If America could free itself of the stranglehold the pharmaceutical industry has on our medical community, our government and our schools, we may find that our so-called “problems” aren’t quite as bad as we’ve been led to believe. As Hruska concludes:

For [Will], it was a matter of growing up, settling down and learning how to get organized. Kids learn to speak, lose baby teeth and hit puberty at a variety of ages. We might remind ourselves that the ability to settle into being a focused student is simply a developmental milestone; there’s no magical age at which this happens.

Which brings me to the idea of “normal.” The Merriam-Webster definition, which reads in part “of, relating to, or characterized by average intelligence or development,” includes a newly dirty word in educational circles.

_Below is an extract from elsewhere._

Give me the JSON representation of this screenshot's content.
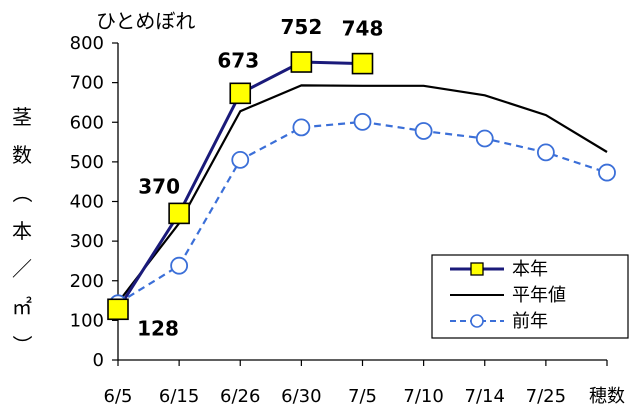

If normal means “average,” then schools want no part of it. Exceptional and extraordinary, which are actually antonyms of normal, are what many schools expect from a typical student.

If “accelerated” has become the new normal, there’s no choice but to diagnose the kids developing at a normal rate with a disorder. Instead of leveling the playing field for kids who really do suffer from a deficit, we’re ratcheting up the level of competition with performance-enhancing drugs. We’re juicing our kids for school.

We’re also ensuring that down the road, when faced with other challenges that high school, college and adult life are sure to bring, our children will use the coping skills we’ve taught them. They’ll reach for a pill.